The interesting thing is that the Wikipedia link that Frylock gives claims that the accent is found most closely in an oval stretching from eastern Nebraska to northwest Illinois. This entry in Wikipedia:

claims that it can be heard in California.

As I said in my previous post, I think that the closest you’ll find to it is in rural northwest Ohio. I emphasize it’s only the rural part of northwest Ohio, because Toledo and its suburbs are part of the Northern Cities vowel shift:

Of course, I may be prejudiced because I grew up there. Indeed, I sometimes make the joke that linguistic surveyors came around to my parent’s farm in northwest Ohio and planted a marker on it that declared “On the exact spot is spoken standard American English.” But, seriously, I’m not even sure that standard American English is spoken anywhere exactly. It may be purely a composite.

In the sixties and seventies, Bristolians drove Cortinals :wink:

Another variation of this exists around here.

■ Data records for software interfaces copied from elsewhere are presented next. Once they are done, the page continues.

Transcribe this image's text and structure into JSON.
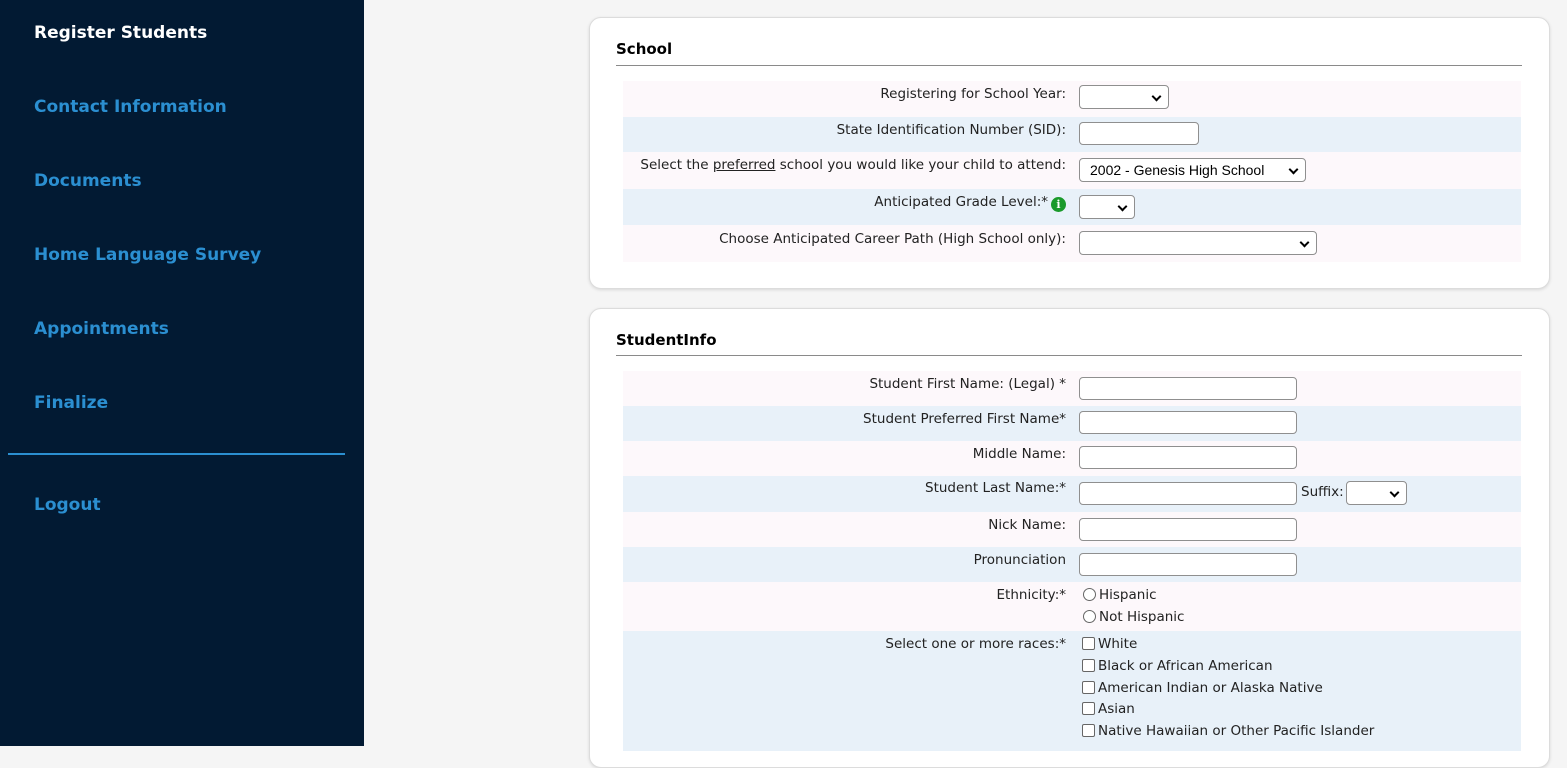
{
  "sidebar": {
    "items": [
      {
        "label": "Register Students",
        "active": true
      },
      {
        "label": "Contact Information"
      },
      {
        "label": "Documents"
      },
      {
        "label": "Home Language Survey"
      },
      {
        "label": "Appointments"
      },
      {
        "label": "Finalize"
      }
    ],
    "logout_label": "Logout"
  },
  "school": {
    "title": "School",
    "school_year_label": "Registering for School Year:",
    "school_year_value": "",
    "sid_label": "State Identification Number (SID):",
    "sid_value": "",
    "preferred_label_prefix": "Select the ",
    "preferred_label_underlined": "preferred",
    "preferred_label_suffix": " school you would like your child to attend:",
    "preferred_school_value": "2002 - Genesis High School",
    "grade_label": "Anticipated Grade Level:*",
    "grade_info_icon": "i",
    "grade_value": "",
    "career_label": "Choose Anticipated Career Path (High School only):",
    "career_value": ""
  },
  "student_info": {
    "title": "StudentInfo",
    "first_name_label": "Student First Name: (Legal) *",
    "first_name_value": "",
    "preferred_first_label": "Student Preferred First Name*",
    "preferred_first_value": "",
    "middle_label": "Middle Name:",
    "middle_value": "",
    "last_name_label": "Student Last Name:*",
    "last_name_value": "",
    "suffix_label": "Suffix:",
    "suffix_value": "",
    "nick_label": "Nick Name:",
    "nick_value": "",
    "pronunciation_label": "Pronunciation",
    "pronunciation_value": "",
    "ethnicity_label": "Ethnicity:*",
    "ethnicity_options": [
      "Hispanic",
      "Not Hispanic"
    ],
    "races_label": "Select one or more races:*",
    "race_options": [
      "White",
      "Black or African American",
      "American Indian or Alaska Native",
      "Asian",
      "Native Hawaiian or Other Pacific Islander"
    ]
  },
  "colors": {
    "sidebar_bg": "#021a33",
    "nav_link": "#2b8fd1",
    "nav_active": "#ffffff",
    "row_odd": "#fdf8fb",
    "row_even": "#e8f1f9",
    "info_icon": "#1a9a2b"
  }
}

Kettle is pronounced “keckle”, little “lickle” etc.

And named their daughters Normal and Evil*…

I used to work on local radio there “I’m calling from the Bedminster areal”…

*Norma and Eva

This is also common in West Indian patois.

I was in Scotland 20 years ago – I had no problems in Edinburgh and Glasgow, but I found the folks in Inverness VERY hard to understand. Some people may as well hahve been speaking Norwegian. Note that I was born and raised in New Jersey and cast no frickin’ stones on the purity of anybody’s English.

Oh, and the idea that people from Ohio or Nebraska have “no accent” is silly. There is no standard American accent, and the “neutral” accent affected by TV newscasters is, like the “mid-Atlantic” accent my mother got when she studied speech in 1955, a learned one.

You ever been to New Hampshire?

My first stay in the US was there. It took myself and my fellow Europeans (six of which were Brits) to figure out what the problem was. We said twenty. The locals said twinny.

I’m from Texas, and I say “twinny” too. We also say “pen” and “pin” the same 'round 'bout these here parts.

-FrL-

California, like Florida, grew so fast in the last half of the 20th century that any California accent is surely transplanted. “Los Angelinos,” says the song, “all come from somewhere.”

In a Florida hardware store, I told the manager, “I’m not from around here. I guess you could hear that in my voice.” He laughed. “Everybody’s from out of state, here, son. Hardly anybody was born here.” :smack:

So which one is Scotty on Star Trek?